Billy started to pack up the picnic baskets. “I’m going to lead Peter back home now,” he said. “It’s late and I’ve got to be up for the milking.”
“I thought you were with Mary,” I said as I stacked the plates inside one of the big wicker baskets.
Billy shook his head. “She’s gone home. Her mother was expecting her.”
“She’s got the whole weekend off,” I said, trying to be kind and encouraging to him, “you can see her tomorrow.”
He unhitched the rein from the alder tree and pulled Peter round so that he was facing home. “Maybe,” was all he said.
Mother was still up when we got home and had a late supper laid out. I was surprised to see Elizabeth sitting at the table, her various presents displayed in front of her and no sign of Johnny Lowe.
“What a lucky girl you are,” said Mother, fingering a few of the items to examine them.
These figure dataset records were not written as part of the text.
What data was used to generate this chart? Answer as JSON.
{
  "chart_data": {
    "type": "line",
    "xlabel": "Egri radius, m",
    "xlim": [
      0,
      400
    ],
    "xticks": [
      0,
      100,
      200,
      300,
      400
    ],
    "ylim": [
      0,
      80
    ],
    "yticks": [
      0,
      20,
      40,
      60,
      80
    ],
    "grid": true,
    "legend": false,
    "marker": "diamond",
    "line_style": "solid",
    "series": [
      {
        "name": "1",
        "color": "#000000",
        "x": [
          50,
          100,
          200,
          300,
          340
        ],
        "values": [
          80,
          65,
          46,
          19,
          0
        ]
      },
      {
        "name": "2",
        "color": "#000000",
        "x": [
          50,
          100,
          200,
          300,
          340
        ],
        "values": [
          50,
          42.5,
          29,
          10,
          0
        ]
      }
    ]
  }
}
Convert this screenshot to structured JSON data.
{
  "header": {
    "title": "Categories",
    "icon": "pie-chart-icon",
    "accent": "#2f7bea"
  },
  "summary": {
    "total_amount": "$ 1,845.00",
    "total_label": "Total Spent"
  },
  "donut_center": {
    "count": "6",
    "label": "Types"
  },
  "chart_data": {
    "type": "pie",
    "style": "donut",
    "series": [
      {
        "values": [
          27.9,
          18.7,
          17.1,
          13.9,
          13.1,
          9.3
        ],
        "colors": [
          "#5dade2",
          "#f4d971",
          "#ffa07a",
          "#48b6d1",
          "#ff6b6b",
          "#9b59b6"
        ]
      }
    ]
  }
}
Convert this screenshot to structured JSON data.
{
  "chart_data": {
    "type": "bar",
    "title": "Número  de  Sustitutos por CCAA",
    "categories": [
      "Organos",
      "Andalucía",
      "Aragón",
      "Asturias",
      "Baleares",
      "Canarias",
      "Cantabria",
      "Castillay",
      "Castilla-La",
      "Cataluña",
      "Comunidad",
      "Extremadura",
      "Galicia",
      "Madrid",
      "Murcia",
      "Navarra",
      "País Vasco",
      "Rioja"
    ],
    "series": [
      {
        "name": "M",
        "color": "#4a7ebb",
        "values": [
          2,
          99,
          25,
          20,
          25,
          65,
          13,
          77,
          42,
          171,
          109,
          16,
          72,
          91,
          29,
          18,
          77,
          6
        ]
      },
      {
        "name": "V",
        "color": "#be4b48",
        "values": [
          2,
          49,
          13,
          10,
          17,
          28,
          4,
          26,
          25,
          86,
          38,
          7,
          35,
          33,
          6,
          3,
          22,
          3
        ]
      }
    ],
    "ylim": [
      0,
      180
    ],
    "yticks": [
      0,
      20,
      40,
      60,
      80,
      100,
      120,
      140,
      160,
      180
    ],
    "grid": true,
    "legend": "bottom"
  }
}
I watched as she picked up the blue velvet box and with a quick look for permission from Elizabeth, opened it.
“Goodness me,” she breathed as she held the watch up to the light, and then with a small frown creasing her forehead, “Johnny Lowe, I suppose.”
“Yes,” said Elizabeth. “Wasn’t he generous?”
“Mm, very.”
Our Billy came in then from putting the horse and wagon away and stacked the picnic baskets by the door.
“We’ll do those tomorrow,” Mother said. “Let’s have a nice cup of tea, now.”
This would have been the time to give Elizabeth my present, but I felt perverse and angry. I sat brooding in my chair.